Arras is not in Germany. It is in France. I mention this fact because it is notorious that Germany is engaged in a defensive war, and in a war for the upholding of the highest civilisation. The Germans came all the way across Belgium, and thus far into France, in order to defend themselves against attack. They defaced and destroyed all the beauties of Arras, and transformed it into a scene of desolation unsurpassed in France, so that the highest civilisation might remain secure and their own hearths intact. One wonders what the Germans would have done had they been fighting, not a war of defence and civilisation, but a war of conquest and barbarism. The conjecture may, perhaps, legitimately occupy the brains of citizens. In any case, the French Government would do well to invite to such places as Arras, Soissons, and Senlis groups of Mayors of the cities of all countries, so that these august magistrates may behold for themselves and realise in their souls what defensive war and the highest civilisation actually do mean when they come to the point.
Personally, I am against a policy of reprisals, and yet I do not see how Germany can truly appreciate what she has done unless an object-lesson is created for her out of one of her own cities.
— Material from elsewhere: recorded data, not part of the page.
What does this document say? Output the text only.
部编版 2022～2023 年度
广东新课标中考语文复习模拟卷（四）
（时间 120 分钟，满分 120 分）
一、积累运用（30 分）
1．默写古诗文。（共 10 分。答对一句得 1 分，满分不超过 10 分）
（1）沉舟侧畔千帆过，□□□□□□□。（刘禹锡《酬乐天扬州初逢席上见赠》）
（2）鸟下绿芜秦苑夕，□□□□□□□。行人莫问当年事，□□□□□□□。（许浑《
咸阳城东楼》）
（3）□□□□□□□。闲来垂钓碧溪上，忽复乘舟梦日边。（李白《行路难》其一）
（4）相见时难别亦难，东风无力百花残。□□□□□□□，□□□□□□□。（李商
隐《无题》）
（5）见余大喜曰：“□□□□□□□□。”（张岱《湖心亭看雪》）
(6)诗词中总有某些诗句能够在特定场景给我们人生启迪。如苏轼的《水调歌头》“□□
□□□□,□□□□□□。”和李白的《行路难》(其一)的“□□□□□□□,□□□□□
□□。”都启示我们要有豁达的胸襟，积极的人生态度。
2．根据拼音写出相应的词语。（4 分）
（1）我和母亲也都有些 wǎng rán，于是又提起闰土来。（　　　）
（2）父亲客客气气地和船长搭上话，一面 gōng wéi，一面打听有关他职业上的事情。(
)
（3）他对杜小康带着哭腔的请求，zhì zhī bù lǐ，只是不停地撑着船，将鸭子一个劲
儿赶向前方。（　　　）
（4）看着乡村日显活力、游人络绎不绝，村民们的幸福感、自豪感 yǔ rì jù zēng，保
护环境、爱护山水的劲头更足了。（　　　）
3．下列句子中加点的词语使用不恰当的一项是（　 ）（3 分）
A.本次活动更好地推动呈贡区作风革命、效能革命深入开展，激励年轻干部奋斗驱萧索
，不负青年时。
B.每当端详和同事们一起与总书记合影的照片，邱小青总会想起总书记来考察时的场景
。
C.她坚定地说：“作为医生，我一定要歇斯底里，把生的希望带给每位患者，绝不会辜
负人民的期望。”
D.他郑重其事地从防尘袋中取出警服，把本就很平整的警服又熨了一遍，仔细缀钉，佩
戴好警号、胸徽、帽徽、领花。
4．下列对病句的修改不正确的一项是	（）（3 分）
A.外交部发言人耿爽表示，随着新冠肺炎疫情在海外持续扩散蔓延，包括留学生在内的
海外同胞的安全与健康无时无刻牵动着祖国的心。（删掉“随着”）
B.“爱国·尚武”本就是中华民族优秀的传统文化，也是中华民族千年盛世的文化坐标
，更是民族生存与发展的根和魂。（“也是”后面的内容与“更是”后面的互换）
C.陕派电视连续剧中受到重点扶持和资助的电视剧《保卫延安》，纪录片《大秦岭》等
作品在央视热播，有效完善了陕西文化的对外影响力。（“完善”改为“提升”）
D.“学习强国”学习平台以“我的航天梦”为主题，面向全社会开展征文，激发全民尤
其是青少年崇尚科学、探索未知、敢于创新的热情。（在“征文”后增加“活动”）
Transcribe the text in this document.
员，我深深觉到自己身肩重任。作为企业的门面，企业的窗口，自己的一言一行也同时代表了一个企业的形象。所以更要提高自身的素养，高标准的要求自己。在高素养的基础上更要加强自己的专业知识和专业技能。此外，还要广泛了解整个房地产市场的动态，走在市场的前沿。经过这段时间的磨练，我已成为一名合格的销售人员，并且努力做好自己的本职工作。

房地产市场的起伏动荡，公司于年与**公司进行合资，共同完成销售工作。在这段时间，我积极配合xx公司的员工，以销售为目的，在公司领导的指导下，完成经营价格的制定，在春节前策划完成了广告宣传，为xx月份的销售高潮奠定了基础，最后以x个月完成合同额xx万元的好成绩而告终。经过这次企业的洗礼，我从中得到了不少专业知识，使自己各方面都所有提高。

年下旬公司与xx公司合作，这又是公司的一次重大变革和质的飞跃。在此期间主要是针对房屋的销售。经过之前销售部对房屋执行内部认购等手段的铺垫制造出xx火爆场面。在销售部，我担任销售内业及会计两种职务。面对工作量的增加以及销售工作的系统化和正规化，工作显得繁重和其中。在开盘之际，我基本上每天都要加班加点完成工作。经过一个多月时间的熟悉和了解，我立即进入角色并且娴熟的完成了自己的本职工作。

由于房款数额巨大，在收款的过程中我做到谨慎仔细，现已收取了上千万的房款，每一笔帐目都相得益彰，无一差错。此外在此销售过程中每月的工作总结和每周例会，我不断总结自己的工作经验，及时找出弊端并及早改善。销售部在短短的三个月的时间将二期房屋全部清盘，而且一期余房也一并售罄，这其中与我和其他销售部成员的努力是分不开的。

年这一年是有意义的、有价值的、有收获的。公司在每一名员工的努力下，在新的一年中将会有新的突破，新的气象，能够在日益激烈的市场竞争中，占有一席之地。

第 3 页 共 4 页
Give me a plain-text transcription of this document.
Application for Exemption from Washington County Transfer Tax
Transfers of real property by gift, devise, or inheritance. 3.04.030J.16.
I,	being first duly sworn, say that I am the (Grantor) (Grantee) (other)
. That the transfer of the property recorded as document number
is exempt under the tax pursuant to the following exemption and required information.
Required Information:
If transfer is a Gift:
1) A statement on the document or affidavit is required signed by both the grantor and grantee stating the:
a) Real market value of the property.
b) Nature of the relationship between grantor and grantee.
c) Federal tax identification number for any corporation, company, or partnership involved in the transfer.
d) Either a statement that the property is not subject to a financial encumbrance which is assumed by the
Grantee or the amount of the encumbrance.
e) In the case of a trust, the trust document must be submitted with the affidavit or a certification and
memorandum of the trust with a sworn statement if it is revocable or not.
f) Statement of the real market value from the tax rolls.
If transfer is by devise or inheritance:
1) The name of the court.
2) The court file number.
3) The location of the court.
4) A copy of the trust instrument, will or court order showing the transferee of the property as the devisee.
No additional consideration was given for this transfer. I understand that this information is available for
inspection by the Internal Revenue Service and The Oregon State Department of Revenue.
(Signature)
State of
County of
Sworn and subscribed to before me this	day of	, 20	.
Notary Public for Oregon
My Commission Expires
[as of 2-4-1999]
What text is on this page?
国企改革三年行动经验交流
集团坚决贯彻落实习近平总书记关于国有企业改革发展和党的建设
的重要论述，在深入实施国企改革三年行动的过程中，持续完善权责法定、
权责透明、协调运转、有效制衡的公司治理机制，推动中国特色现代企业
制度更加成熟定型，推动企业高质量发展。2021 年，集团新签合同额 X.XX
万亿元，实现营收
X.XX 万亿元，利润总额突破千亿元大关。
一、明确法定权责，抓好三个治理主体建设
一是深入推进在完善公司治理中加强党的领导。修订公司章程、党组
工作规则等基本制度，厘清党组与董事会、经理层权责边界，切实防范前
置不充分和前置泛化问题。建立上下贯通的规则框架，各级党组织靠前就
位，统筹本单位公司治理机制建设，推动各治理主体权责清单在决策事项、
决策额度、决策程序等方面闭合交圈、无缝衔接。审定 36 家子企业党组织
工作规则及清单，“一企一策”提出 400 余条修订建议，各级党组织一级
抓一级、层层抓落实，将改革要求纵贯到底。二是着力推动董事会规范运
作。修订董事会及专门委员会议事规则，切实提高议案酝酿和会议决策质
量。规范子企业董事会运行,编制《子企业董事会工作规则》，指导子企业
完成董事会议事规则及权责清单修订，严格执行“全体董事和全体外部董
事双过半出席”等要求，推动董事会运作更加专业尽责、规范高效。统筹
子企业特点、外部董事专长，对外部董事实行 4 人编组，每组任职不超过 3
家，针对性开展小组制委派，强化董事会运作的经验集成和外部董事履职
And she emphatically ought to appreciate what she has done. One city would suffice. If, at the end of the war, Cologne were left as Arras was when I visited it, a definite process of education would have been accomplished in the Teutonic mind. The event would be hard on Cologne, but not harder than the other event has been on Arras. Moreover, it is held, I believe, that the misfortunes of war bring out all that is finest in the character of a nation, and that therefore war, with its sweet accompaniments, is a good and a necessary thing. I am against a policy of reprisals, and yet—such is human nature— having seen Arras, I would honestly give a year’s income to see Cologne in the same condition. And to the end of my life I shall feel cheated if Cologne or some similar German town is not in fact ultimately reduced to the same condition. This state of mind comes of seeing things with your own eyes.